The Trotters have harnessed the magic of this environment—uncontaminated “snow-to-grow” mountain water, intense ultraviolet light, and biodynamic farming practices—to create some of the most CBG-rich cannabis plants in the business.
Snow melts off nearby 12,000 ft. mountains, trickles down collecting mineral nutrients and feeds Trotter’s 3,800 plants, which are never treated with chemicals or pesticides. Instead, they use a horde of 100,000 lady bugs to protect against aphid infestation, and a heard of Scottish highlander cows fertilize the soil.
What’s more, for the last 30 years Rob has lived with Retinitis Pigmentosa, a degenerative eye condition that causes his retina to deteriorate and has left him 85 percent blind.
As a result, Rob’s farming methods are intense and peculiar. He wakes up every morning before the sun has a chance to crest the horizon.
He navigates winding, rugged terrain in the dark, unlocks a secured gate, toggles some equipment, and walks through the plantation to feel and smell plants.
As his vision worsens, he says his cultivation acumen improves due to what he considers a “sixth sense”. Rob is capable of detecting slight changes in temperature on the back of his neck, allowing him to strategize his planting
accordingly. He picks leaves by feel and smells buds to determine optimum time to harvest.
“Eyes are an overwhelming sense,” he says. “They block out other senses. Once you remove it, the other ones go way up. There’s a lot of benefit there.”
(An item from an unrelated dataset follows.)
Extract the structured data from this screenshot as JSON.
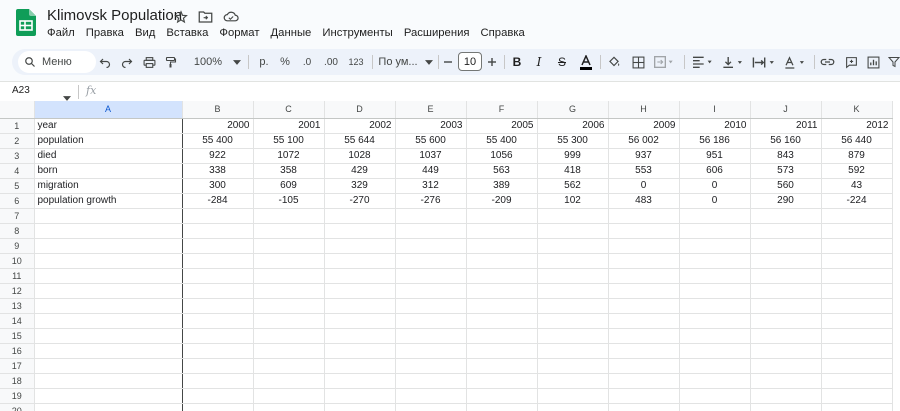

While driving his four-wheel buggy, he points out the hydroelectric pump, which he services and maintains based on how it sounds. This single turbine powers the entire facility and contributes to a zero-chemical, zero-waste operation. The Trotters pride themselves on marrying the green industry with green energy.
“It’s all about the plants, and all about this place, and me not screwing it up,” he said.
Fire and Snow Muck Up Your Plans
The environment isn’t always this forgiving, though. The Tritter’s grow cycle has been threatened by drought and the Lake Christine Fire, which burned more than 12,500 acres about seven miles away. And in October of 2017, eleven inches of snow dumped on the plants during harvest.
Surprisingly, the unexpected storm enhanced Pot Zero’s cannabis plants. After the snows, the Trotters discovered their plants were suddenly loaded with 15-30 percent THC and 1.5-4 percent CBG, the latter of which is one of the rarest and most therapeutic cannabinoids.
“Pretty much like the human race, with these plants what doesn’t kill you makes you stronger,” said Trotter. “They can be tortured by the weather, as long it does not kill them, and they are actually just stronger from it. They adapt, they cope, and they perform.”